The main planting area is in the gravel garden at the side of the house and is a small, intimate space contained within softly curving granite walls. It was here Fernando could indulge his love of combining plants in a natural-istic tapestry, creating a scheme that echoes the contours of the surrounding hills and the curious, lumpy forms of the holm oaks. ‘Historically, the oaks have been pruned and cut for firewood, so they have these strange shapes,’ he says. Boulders push up through the layers of plants, further linking the garden with the landscape beyond. Several have been artfully placed by Fernando, while others were already there, along with an old stone pigsty that has also become part of the design. The planting here is subtle in colour to make sure it is subservient to the terrain outside. ‘I don’t want too many colours,’ he says. ‘In this bright light, the effect would be too intense. I like a simple colour palette, but one that is always changing.’

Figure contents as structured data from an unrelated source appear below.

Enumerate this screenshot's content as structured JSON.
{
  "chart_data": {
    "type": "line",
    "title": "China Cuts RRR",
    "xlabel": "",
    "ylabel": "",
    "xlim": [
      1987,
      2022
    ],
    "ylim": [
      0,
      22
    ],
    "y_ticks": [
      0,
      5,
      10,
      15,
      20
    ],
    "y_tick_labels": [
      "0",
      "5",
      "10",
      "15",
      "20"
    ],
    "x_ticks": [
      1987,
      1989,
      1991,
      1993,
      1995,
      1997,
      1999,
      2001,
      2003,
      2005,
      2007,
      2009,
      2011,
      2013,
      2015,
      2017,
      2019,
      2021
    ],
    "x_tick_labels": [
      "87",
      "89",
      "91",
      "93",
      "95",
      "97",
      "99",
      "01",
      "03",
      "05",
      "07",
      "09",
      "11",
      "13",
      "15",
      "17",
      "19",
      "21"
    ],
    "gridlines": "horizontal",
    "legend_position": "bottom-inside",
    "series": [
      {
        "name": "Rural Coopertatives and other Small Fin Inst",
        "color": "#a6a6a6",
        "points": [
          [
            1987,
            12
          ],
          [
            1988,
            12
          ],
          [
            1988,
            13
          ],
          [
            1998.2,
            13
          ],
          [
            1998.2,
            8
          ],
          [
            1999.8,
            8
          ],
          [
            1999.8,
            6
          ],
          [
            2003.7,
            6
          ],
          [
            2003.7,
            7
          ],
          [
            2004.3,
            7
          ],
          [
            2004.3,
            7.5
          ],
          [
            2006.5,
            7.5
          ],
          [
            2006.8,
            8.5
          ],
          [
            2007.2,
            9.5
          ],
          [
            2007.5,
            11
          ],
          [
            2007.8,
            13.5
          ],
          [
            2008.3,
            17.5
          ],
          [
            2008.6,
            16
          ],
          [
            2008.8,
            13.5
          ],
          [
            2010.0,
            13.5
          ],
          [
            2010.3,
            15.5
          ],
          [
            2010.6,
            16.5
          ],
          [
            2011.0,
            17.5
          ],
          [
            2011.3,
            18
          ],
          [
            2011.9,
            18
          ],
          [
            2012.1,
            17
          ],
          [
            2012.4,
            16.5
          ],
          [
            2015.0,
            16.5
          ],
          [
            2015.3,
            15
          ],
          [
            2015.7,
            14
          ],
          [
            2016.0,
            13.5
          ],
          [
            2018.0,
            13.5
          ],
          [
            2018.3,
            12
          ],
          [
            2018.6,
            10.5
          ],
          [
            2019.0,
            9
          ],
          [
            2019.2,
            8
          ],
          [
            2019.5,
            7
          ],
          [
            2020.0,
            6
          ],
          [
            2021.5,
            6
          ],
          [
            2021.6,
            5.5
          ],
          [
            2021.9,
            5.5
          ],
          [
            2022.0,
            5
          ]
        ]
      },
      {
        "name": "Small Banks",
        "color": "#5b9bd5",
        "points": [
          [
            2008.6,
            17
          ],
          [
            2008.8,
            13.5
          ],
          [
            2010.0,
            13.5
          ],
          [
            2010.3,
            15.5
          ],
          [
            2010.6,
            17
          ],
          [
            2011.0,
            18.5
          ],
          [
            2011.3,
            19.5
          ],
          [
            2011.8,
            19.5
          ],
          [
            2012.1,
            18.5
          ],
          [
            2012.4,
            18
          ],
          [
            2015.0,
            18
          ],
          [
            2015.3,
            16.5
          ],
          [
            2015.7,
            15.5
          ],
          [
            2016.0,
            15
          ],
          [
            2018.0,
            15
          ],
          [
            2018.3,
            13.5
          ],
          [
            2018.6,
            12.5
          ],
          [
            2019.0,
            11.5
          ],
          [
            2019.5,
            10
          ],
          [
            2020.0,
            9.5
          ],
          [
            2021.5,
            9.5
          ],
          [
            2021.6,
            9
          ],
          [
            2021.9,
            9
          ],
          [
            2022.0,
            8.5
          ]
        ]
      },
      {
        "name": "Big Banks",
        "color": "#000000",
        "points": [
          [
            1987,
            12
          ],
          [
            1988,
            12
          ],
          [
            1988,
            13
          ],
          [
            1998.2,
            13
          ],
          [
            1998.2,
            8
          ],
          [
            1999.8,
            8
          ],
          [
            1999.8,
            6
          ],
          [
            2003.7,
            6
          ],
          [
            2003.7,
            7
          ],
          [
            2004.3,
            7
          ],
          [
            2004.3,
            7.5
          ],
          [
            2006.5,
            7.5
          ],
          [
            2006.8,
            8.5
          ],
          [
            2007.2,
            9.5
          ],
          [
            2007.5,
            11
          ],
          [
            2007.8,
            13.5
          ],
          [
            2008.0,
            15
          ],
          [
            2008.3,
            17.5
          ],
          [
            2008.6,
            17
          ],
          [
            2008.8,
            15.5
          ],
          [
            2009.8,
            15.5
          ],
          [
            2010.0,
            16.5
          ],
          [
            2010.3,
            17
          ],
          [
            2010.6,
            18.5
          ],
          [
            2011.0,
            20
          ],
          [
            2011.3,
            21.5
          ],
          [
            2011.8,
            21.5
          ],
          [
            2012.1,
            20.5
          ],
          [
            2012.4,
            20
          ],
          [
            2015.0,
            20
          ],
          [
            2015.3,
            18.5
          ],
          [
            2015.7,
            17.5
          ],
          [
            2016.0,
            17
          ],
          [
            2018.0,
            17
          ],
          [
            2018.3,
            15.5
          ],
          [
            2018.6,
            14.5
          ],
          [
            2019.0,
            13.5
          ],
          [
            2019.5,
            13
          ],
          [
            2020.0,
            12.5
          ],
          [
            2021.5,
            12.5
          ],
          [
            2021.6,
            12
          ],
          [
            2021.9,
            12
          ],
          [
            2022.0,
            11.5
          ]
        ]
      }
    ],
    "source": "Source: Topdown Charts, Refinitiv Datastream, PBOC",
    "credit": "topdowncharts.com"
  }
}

All the plants in the gravel garden are drought tolerant and require little irrigation. At their best in late spring, many go into dormancy in the intense heat of the summer, greening up again as soon as the rains come in September. Key plants such as Euphorbia nicaeensis, Phlomis tuberosa, Sesleria ‘Greenlee’ and Nepeta racemosa ‘Walker’s Low’ are repeated around the space, with self-seeders like Catananche caerulea making their own trajectory around the curves and mounds of the evergreen plants. The tall, semi-transparent fronds of Stipa gigantea catch the light, golden as the sun goes down. ‘The best-performing plants in this garden are the salvias,’ observes Fernando. ‘There are always some species suitable for each place. I have used various species of Salvia officinalis, which are always green however hot it is, and blue cultivars of Salvia greggii, which are especially long-flowering.’
Fernando also designed an inner courtyard, a tranquil, cobbled area with large raised beds within whitewashed walls. With no outward views, a more formal atmosphere can be created with clipped wild olive in terracotta pots and multi-stemmed Malus ‘Evereste’ underplanted with Ceratostigma willmottianum, creeping rosemary and tumbling Erigeron karvinskianus. Like the jewel in the crown, the courtyard is the inner sanctum. Meanwhile, the outer garden becomes progressively wilder, so it flows eventually into the landscape becoming part of it. It is hard to know where nature ends and cultivation begins.